The systems work best on farms with at least 500 animals. Advocates say they’re optimistic, though, that smaller farms could combine efforts, or that farmers could make the systems more profitable on smaller farms by supplementing manure with food waste, which creates more biogas by volume. But the food-waste idea still faces a hurdle, advocates said, because EPA’s renewable fuel standard — based on credits called renewable identification numbers — doesn’t allow for manure and food waste that’s combined in a single digester.

Still, Serfass and other supporters say the surging interest in RNG may give big farms a more lasting solution to the environmental challenges of handling millions of gallons of manure.
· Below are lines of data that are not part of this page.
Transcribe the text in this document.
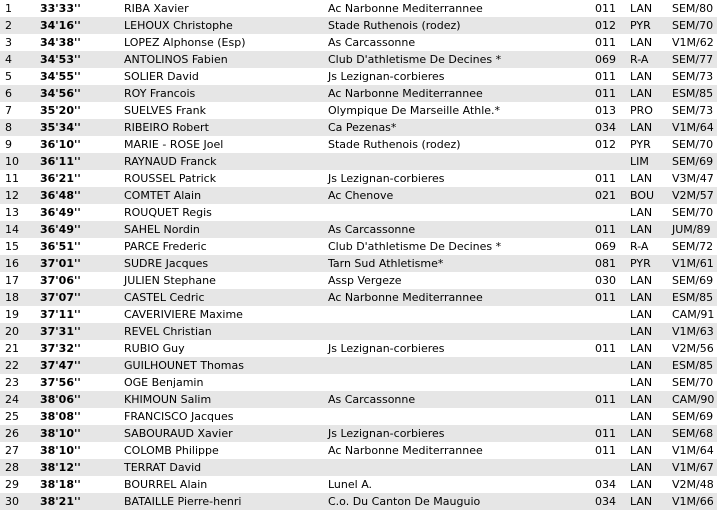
1	33'33''	RIBA Xavier	Ac Narbonne Mediterrannee	011 LAN SEM/80
2	34'16''	LEHOUX Christophe	Stade Ruthenois (rodez)	012 PYR SEM/70
3	34'38''	LOPEZ Alphonse (Esp)	As Carcassonne	011 LAN V1M/62
4	34'53''	ANTOLINOS Fabien	Club D'athletisme De Decines *	069 R-A SEM/77
5	34'55''	SOLIER David	Js Lezignan-corbieres	011 LAN SEM/73
6	34'56''	ROY Francois	Ac Narbonne Mediterrannee	011 LAN ESM/85
7	35'20''	SUELVES Frank	Olympique De Marseille Athle.*	013 PRO SEM/73
8	35'34''	RIBEIRO Robert	Ca Pezenas*	034 LAN V1M/64
9	36'10''	MARIE - ROSE Joel	Stade Ruthenois (rodez)	012 PYR SEM/70
10 36'11''	RAYNAUD Franck	LIM SEM/69
11 36'21''	ROUSSEL Patrick	Js Lezignan-corbieres	011 LAN V3M/47
12 36'48''	COMTET Alain	Ac Chenove	021 BOU V2M/57
13 36'49''	ROUQUET Regis	LAN SEM/70
14 36'49''	SAHEL Nordin	As Carcassonne	011 LAN JUM/89
15 36'51''	PARCE Frederic	Club D'athletisme De Decines *	069 R-A SEM/72
16 37'01''	SUDRE Jacques	Tarn Sud Athletisme*	081 PYR V1M/61
17 37'06''	JULIEN Stephane	Assp Vergeze	030 LAN SEM/69
18 37'07''	CASTEL Cedric	Ac Narbonne Mediterrannee	011 LAN ESM/85
19 37'11''	CAVERIVIERE Maxime	LAN CAM/91
20 37'31''	REVEL Christian	LAN V1M/63
21 37'32''	RUBIO Guy	Js Lezignan-corbieres	011 LAN V2M/56
22 37'47''	GUILHOUNET Thomas	LAN ESM/85
23 37'56''	OGE Benjamin	LAN SEM/70
24 38'06''	KHIMOUN Salim	As Carcassonne	011 LAN CAM/90
25 38'08''	FRANCISCO Jacques	LAN SEM/69
26 38'10''	SABOURAUD Xavier	Js Lezignan-corbieres	011 LAN SEM/68
27 38'10''	COLOMB Philippe	Ac Narbonne Mediterrannee	011 LAN V1M/64
28 38'12''	TERRAT David	LAN V1M/67
29 38'18''	BOURREL Alain	Lunel A.	034 LAN V2M/48
30 38'21''	BATAILLE Pierre-henri	C.o. Du Canton De Mauguio	034 LAN V1M/66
“The fact that manure is collected is the opportunity. To me, that’s the starting place,” Serfass said, noting the huge volume of manure generated on U.S. livestock farms. “What other solution is there?”

The Sierra Club’s Iowa chapter, for one, has a different answer.

“Raising livestock on pasture is a better long-term solution because it eliminates the need for massive manure pits in the first place. Methane digesters are just a Band-Aid on a much larger problem,” the organization said.

The Sierra Club opposes legislation in Iowa to promote digesters, and groups such as Food & Water Watch say an RNG craze will only worsen pollution tied to the big farms that feed it. Food & Water Watch is pressing the California Air Resources Board to remove manure-to-energy’s eligibility under the state’s program.

On the federal level, many lawmakers and the Department of Agriculture are on the farms’ side.

The Agriculture Department has encouraged manure digesters for years through efforts such as the Rural Energy for America Program and other initiatives in the farm bill, renewed every five years. In Congress, Sens. Sherrod Brown (D-Ohio) and John Thune (R-S.D.) are pushing for more, introducing a bill called the “Agriculture Environmental Stewardship Act,” S. 2461, which would provide a 30 percent tax credit for building biodigester systems.

That bill was included in a broader energy package passed in the Finance Committee last year and awaits further action as part of a to-be-determined energy policy overhaul.

“Many Ohio farmers are struggling to safely dispose of livestock waste that could be used for renewable energy,” Brown said in a statement to E&E News, adding that his bill would encourage technology needed to convert farm waste into natural gas. “I’m going to keep working with my colleagues to ensure that we can get this done.”